June 2019 was the fifth driest month in the past hundred years, when the rainfall over the Indian subcontinent was recorded less than 112.1mm, as against the normal long term period average of 166.9mm. This has led to water shortage in large parts of the country, especially in central and southern India. Many important reservoirs across Andhra Pradesh and Maharashtra have dipped to a critically low level of 77 per cent, leading to water crisis in these regions.

Illustration: Bhaskaran Illustration: Bhaskaran

Unless a water conservation plan is not started in a mission-mode across the nation, many important human settlements in the country may go completely dry, leading to a wide-scale demographic re-settlement and existential strife. That is why Prime Minister Narendra Modi began the Jalshakti Abhiyan with the hashtag “JanShakti4JalShakti”, to urge every citizen of India to join hands to save every drop of water. It was befitting that the prime minister addressed the urgency of water conservation through his first ‘Mann Ki Baat’ radio broadcast after assuming office in his second term.

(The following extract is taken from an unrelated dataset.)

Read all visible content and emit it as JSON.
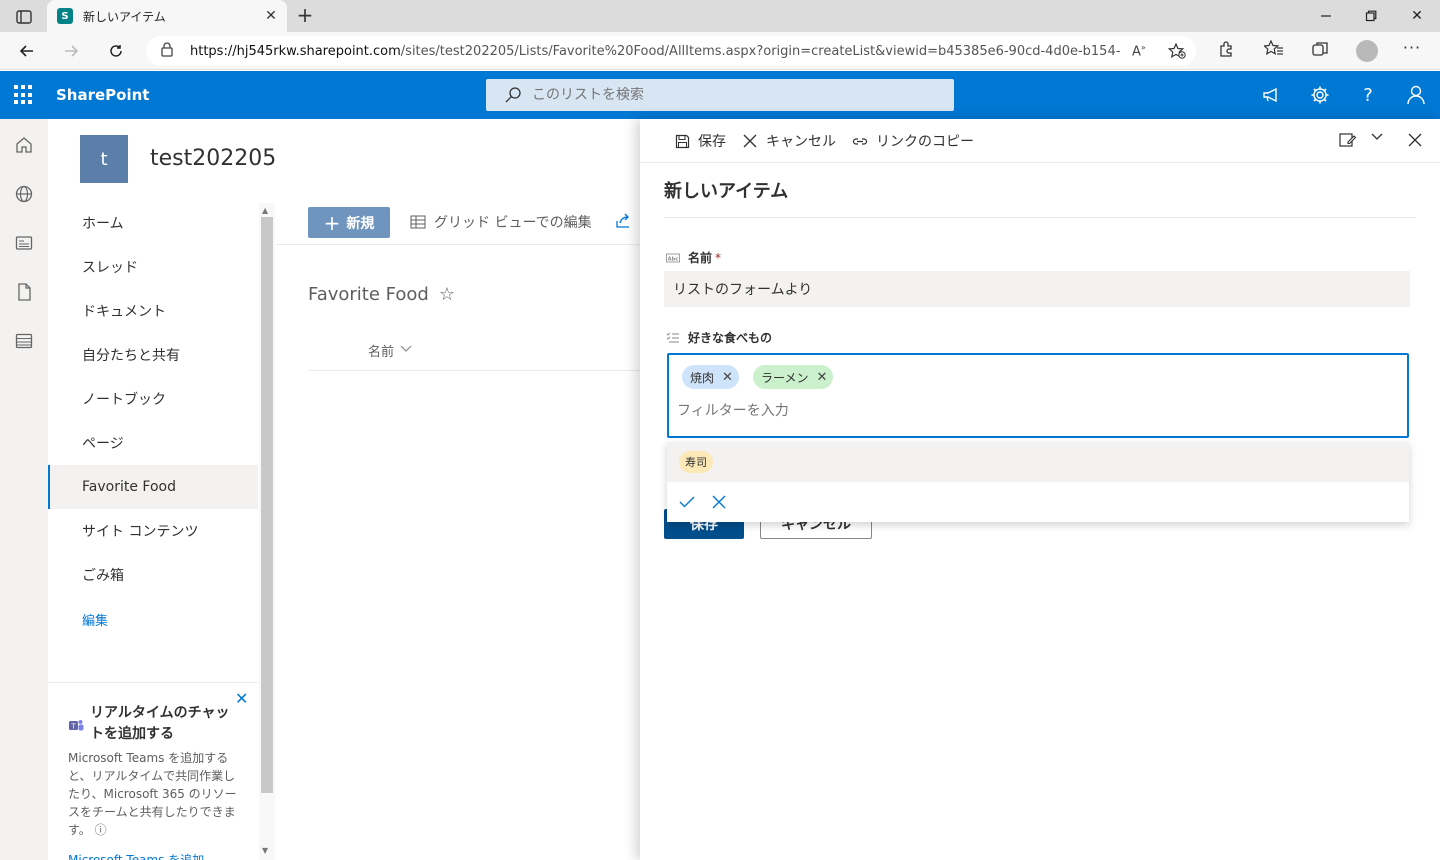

Across regions, India will experience water shortage in view of the uncertainties of monsoon and extreme weather influenced by climate change. Further, increased pollution of water bodies through industrial discharge and flow of untreated urban sewage into rivers and lakes have further reduced the availability of water fit for human consumption. Hence, the prime minister has rightly urged people to make water conservation a people’s movement in the way they did with the Swachh Bharat. In this regard, his recent letter to all village heads, urging them to promote conservation of water in their respective areas, was well appreciated by village heads. Conservation, protection and augmentation of water resources have to be made a people’s movement where governments need to act as facilitators in the mass public exercise.

It is estimated that as much as 92 per cent of rainwater is let off to discharge in the sewage lines. Thus, a major portion of the rainwater is not being used to recharge the heavily depleted groundwater sources. The people in urban centres, on the other hand, are used to a lifestyle where water keeps flowing 24 hours in their bathrooms, swimming pools, gardens, jacuzzis and fountains.

It calls for an integrated approach to conserve water by not only promoting water conservation technologies but also initiating a mass sensitisation drive to make people aware of the gravity of the situation and to stop the sinful misuse of water.

How rainfall is not a factor behind the availability of water in a given area if proper conservation methods are adopted by society is evident from the fact that Jaisalmer, one of the driest regions of India with scant rainfall, is self-sufficient in water, whereas Cherrapunjee in Meghalaya, which receives heavy rainfall, isn’t.

It calls for an urgent and immediate need of water conservation by society, both in the rural as well as in the urban areas, by using both the traditional and the modern water conservation techniques.